Here are a couple of graphs produced by the simulator from the program above — first a graph of reagent concentrations varying with time, and then a graph of Repressor (R) molecule concentration against Activator (A) molecule concentration, showing the bistable nature of the whole system. If you take a look at the graphs in Regev’s paper, you’ll see that the spikes in reagent concentration occur in the same places with the same frequency in our model as in Regev’s.

Concentrations against time

R vs A

I also implemented a simple Java applet/application that uses a (human-assisted) mass-spring layout to draw a graph of the (statically apparent) dataflow in the StoJ program it takes as input. It still needs a bit of refining — the graphs/programs tend to be quite densely connected in places, and not only is mass-spring layout poor at densely-connected graphs, especially with cycles, but it doesn’t identify any potential clustering in the graph either. I get the feeling clustering (subgraphs) will be important for visualising dataflow in larger models.
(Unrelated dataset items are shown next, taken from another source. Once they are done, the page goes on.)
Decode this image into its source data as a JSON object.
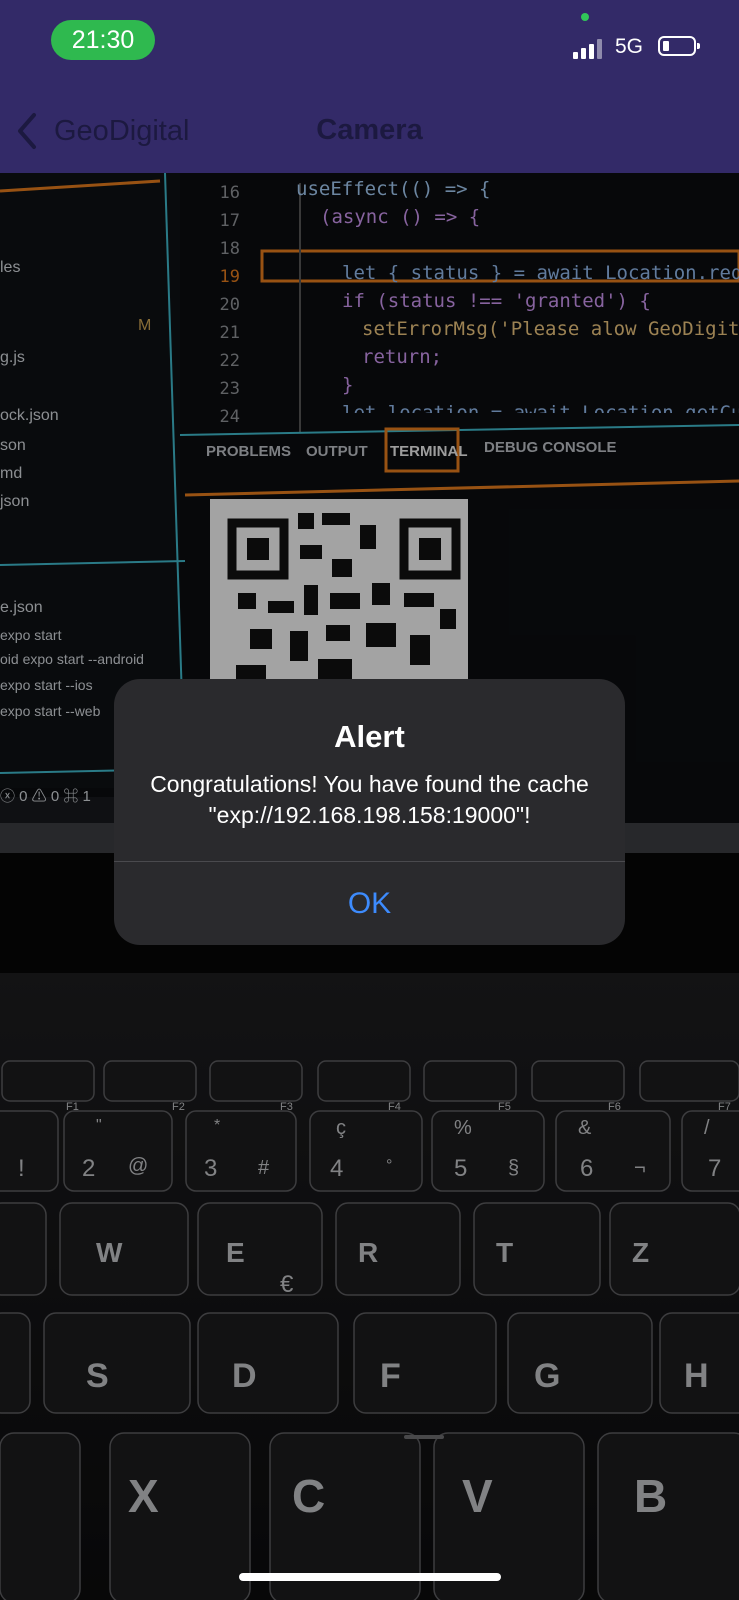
{
  "status_bar": {
    "time": "21:30",
    "network": "5G"
  },
  "nav": {
    "back_label": "GeoDigital",
    "title": "Camera"
  },
  "camera_view": {
    "line_numbers": [
      "16",
      "17",
      "18",
      "19",
      "20",
      "21",
      "22",
      "23",
      "24"
    ],
    "code_lines": [
      "useEffect(() => {",
      "(async () => {",
      "",
      "let { status } = await Location.reques",
      "if (status !== 'granted') {",
      "setErrorMsg('Please alow GeoDigital t",
      "return;",
      "}",
      "let location = await Location.getCurrent"
    ],
    "sidebar_items": [
      "les",
      "M",
      "g.js",
      "ock.json",
      "son",
      "md",
      "json",
      "e.json",
      "expo start",
      "oid  expo start --android",
      "expo start --ios",
      "expo start --web"
    ],
    "status_footer": "ⓧ 0 ⚠ 0   ⌘ 1",
    "panel_tabs": [
      "PROBLEMS",
      "OUTPUT",
      "TERMINAL",
      "DEBUG CONSOLE"
    ],
    "fn_keys": [
      "F1",
      "F2",
      "F3",
      "F4",
      "F5",
      "F6",
      "F7"
    ],
    "number_keys": [
      "!",
      "2",
      "@",
      "3",
      "#",
      "4",
      "°",
      "5",
      "§",
      "6",
      "¬",
      "7"
    ],
    "number_keys_top": [
      "\"",
      "*",
      "ç",
      "%",
      "&",
      "/"
    ],
    "letter_row_1": [
      "W",
      "E",
      "R",
      "T",
      "Z"
    ],
    "euro_glyph": "€",
    "letter_row_2": [
      "S",
      "D",
      "F",
      "G",
      "H"
    ],
    "letter_row_3": [
      "X",
      "C",
      "V",
      "B"
    ]
  },
  "alert": {
    "title": "Alert",
    "message": "Congratulations! You have found the cache \"exp://192.168.198.158:19000\"!",
    "ok_label": "OK"
  },
  "colors": {
    "header_bg": "#332a68",
    "time_pill": "#2fb94f",
    "alert_bg": "#2a2a2d",
    "alert_button": "#3d8bfd",
    "editor_orange": "#e07a1c",
    "editor_teal": "#3fb6c8"
  }
}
Here’s a simple chemical equilibrium model in StoJ:

// A simple H + Cl <--> HCl model,
// similar to that in Andrew Phillips' slides
// with numbers taken from his slides.
// See
// page 16.

new !h, !cl, !hcl . (
  rec ASSOC.  h() & cl() ->[100] (hcl<> | ASSOC)
| rec DISSOC. hcl() ->[10] (h<> | cl<> | DISSOC)
| h<> * 100 | cl<> * 100

And here’s the display generated by the Java program visualisation application:

Simple chemical equilibrium visualisation

As you can imagine, for larger models the display gets cluttered quite quickly. A note on implementation though - I found Java2D to be surprisingly pleasant to work with. The built-in support for double-buffering of JComponents along with the various classes of Shape helped me quickly develop the application.